Bank of England Governor Mervyn King joined in the criticism of a lack of action by European leaders, saying the outlook for Britain’s economy has worsened over the past few weeks due mainly to turmoil in the euro zone.
“I am pessimistic (about the euro zone outlook). I am particularly concerned because over two years now we have seen the situation in the euro area get worse and the problem being pushed down the road,” King said.
In equity markets the STOXX 600 index of large companies across the European region snapped a three day losing streak to gain 0.1 percent to 243.05 points while the FTSEurofirst 300 index .FTEU3 also rose 0.14 percent at 987.78 points.

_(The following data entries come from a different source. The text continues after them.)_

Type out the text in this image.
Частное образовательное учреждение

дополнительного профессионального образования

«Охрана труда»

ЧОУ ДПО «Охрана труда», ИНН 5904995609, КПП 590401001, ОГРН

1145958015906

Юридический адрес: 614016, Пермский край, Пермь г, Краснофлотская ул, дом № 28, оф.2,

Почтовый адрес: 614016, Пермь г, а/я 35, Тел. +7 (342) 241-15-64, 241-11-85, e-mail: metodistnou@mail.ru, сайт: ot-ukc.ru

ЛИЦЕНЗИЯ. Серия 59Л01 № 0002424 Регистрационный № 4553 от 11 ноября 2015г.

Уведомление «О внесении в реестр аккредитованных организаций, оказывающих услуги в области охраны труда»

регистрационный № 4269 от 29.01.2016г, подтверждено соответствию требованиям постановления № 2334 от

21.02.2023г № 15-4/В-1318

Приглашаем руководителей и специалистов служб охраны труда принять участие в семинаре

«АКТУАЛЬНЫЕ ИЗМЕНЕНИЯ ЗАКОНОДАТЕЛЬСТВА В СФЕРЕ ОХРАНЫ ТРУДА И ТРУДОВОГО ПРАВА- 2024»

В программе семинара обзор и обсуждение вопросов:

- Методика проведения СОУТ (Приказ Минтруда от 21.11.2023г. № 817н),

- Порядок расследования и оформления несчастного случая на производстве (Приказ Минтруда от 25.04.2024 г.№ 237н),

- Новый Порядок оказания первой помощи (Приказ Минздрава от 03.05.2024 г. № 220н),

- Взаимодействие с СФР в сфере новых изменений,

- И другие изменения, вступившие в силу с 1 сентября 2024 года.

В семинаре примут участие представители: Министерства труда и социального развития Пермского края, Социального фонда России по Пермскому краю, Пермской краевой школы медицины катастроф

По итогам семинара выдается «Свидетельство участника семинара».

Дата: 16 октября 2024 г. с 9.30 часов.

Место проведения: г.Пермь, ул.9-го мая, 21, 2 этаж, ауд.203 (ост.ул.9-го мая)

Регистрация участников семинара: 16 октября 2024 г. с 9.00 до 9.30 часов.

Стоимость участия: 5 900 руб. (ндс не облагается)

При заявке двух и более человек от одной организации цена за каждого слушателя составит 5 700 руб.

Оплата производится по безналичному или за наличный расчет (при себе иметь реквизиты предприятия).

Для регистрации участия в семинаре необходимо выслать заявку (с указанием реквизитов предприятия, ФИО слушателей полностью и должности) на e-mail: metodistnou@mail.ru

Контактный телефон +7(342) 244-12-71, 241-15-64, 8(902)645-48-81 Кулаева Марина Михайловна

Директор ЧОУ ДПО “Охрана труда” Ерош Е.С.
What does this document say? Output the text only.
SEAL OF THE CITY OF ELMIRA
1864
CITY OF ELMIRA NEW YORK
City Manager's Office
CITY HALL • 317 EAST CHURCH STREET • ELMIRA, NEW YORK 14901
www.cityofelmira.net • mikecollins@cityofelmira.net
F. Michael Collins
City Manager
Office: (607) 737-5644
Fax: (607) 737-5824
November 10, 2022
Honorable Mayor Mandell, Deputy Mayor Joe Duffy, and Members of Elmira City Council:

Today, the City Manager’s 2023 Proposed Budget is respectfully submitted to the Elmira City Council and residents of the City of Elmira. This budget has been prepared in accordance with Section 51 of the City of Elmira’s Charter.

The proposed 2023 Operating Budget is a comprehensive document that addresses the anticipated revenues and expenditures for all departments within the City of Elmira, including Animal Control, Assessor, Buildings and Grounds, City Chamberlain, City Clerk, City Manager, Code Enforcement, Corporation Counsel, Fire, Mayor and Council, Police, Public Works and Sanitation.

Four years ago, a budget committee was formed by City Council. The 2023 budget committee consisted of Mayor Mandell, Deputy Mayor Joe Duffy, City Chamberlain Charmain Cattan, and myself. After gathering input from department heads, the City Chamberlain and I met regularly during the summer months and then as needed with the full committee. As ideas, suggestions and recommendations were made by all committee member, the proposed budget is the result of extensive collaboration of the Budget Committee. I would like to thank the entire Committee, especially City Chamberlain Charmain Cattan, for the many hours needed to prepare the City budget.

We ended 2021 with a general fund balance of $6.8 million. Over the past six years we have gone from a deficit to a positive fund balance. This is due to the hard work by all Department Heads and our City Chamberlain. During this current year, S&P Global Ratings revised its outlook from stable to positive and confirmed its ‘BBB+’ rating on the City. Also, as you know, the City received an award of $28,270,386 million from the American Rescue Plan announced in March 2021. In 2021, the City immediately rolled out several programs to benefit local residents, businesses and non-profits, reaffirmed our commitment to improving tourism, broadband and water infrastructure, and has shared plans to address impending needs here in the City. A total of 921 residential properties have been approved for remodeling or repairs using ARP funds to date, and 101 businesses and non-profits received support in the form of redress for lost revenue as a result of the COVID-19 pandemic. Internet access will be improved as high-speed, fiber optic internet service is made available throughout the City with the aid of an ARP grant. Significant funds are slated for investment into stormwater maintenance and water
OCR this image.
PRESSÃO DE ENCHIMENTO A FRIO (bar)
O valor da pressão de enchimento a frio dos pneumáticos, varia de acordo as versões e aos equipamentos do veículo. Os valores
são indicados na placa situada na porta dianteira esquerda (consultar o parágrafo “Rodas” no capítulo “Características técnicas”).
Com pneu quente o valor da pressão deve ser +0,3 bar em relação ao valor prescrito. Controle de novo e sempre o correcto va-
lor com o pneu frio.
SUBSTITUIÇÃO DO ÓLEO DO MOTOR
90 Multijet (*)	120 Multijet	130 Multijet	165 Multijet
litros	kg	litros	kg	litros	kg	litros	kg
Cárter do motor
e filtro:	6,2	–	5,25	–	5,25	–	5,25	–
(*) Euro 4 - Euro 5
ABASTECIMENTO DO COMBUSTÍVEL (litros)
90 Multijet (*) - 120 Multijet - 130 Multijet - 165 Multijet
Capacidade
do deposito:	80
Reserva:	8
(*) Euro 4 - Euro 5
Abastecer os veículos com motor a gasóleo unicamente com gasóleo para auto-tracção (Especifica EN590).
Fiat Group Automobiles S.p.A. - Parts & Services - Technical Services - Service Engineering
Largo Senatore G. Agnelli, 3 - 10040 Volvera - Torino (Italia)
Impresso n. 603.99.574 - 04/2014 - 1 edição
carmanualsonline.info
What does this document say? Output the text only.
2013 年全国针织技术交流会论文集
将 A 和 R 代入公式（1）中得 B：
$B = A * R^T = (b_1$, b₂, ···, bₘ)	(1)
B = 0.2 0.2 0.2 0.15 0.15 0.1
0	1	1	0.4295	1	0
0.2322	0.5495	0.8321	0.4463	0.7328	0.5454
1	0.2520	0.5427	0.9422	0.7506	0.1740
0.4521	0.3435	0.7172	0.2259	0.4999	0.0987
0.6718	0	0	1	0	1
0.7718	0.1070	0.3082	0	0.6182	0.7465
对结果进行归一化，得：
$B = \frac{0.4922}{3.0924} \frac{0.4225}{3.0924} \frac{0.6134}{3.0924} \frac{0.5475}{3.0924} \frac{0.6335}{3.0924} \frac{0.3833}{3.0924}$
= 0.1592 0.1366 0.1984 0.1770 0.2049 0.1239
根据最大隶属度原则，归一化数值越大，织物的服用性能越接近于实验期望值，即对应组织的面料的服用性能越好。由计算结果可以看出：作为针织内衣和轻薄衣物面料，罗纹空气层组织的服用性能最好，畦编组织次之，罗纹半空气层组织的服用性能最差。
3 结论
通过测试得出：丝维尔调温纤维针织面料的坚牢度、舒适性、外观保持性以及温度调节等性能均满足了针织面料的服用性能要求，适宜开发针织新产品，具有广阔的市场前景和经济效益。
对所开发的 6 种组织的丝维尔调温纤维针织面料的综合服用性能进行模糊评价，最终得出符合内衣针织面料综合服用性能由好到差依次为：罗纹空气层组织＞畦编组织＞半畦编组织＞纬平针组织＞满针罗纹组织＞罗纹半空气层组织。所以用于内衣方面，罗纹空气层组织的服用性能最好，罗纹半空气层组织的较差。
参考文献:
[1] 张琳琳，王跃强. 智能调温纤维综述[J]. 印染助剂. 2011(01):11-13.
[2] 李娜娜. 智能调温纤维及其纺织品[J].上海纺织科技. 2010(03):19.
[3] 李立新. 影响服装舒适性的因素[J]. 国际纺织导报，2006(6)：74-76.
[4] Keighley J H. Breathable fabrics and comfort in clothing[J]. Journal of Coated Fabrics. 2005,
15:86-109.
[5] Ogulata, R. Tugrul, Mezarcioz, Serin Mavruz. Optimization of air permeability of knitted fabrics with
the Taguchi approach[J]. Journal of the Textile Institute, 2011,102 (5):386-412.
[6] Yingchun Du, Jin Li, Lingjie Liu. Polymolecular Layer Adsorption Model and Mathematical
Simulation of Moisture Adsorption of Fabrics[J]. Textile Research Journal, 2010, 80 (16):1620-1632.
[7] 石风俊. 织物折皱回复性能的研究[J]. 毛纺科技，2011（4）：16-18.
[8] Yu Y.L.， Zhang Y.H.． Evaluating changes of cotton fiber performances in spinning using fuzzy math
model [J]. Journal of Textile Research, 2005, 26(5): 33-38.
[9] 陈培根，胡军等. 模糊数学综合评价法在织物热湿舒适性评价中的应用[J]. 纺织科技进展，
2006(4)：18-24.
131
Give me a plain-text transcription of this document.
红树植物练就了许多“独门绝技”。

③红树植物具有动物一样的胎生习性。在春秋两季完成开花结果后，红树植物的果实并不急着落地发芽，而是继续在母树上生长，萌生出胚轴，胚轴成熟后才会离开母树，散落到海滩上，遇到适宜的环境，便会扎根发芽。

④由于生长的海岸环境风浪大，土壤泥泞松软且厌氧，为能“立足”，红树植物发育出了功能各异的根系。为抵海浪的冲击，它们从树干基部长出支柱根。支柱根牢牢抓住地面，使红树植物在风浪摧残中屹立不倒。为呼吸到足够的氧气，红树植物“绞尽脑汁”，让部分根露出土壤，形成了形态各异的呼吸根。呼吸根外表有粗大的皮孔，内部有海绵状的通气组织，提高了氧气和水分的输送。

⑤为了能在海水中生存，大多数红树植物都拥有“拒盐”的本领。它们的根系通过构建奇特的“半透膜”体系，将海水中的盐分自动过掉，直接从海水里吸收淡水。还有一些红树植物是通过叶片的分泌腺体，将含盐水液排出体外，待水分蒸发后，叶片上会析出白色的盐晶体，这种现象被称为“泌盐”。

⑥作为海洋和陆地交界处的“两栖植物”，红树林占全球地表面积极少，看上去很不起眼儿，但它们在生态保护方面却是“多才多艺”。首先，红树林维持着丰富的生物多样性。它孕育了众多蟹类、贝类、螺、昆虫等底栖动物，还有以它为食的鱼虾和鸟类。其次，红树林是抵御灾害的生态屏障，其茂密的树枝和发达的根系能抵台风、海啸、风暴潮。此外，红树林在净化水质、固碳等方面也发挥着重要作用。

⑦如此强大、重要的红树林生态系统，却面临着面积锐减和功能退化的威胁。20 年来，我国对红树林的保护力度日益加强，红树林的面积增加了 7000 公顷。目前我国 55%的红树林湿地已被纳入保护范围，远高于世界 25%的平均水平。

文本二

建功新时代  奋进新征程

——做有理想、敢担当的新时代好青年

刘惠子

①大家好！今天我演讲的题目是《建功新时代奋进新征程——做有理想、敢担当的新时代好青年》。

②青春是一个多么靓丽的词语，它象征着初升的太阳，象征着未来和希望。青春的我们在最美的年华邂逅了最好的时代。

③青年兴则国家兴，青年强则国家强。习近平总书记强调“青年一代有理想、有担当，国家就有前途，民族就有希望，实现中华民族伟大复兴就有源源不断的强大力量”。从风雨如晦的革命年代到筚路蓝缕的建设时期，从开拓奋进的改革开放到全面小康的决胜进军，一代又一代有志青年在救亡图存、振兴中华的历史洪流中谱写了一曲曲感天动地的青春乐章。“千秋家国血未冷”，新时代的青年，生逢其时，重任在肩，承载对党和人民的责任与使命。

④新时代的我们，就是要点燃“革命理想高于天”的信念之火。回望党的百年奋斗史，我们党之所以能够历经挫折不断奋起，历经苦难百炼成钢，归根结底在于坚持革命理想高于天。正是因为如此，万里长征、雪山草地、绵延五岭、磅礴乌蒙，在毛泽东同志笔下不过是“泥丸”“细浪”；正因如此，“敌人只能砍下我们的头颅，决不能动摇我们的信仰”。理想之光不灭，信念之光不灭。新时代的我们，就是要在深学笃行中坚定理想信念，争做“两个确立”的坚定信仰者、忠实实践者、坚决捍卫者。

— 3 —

But traders said the gains were likely to be only temporary after both indexes posted their biggest one-day falls in more than three weeks on Monday.
“All the European markets are looking a little bit oversold, but we would still be looking to sell into any strength,” Central Markets senior broker Joe Neighbour said.
MSCI’s world equity index .MIWD00000PUS also reversed three days of loses to gain 0.8 percent, leaving intact its recovery this month after sharp falls in May.
In commodity markets Brent crude oil climbed toward $92 a barrel, gold held steady around $1,580 an ounce while copper rose but activity was subdued due to the approach of the EU summit.
Rising tension between Syria and Turkey was supporting prices after NATO member states condemned Damascus for shooting down a Turkish military jet last week.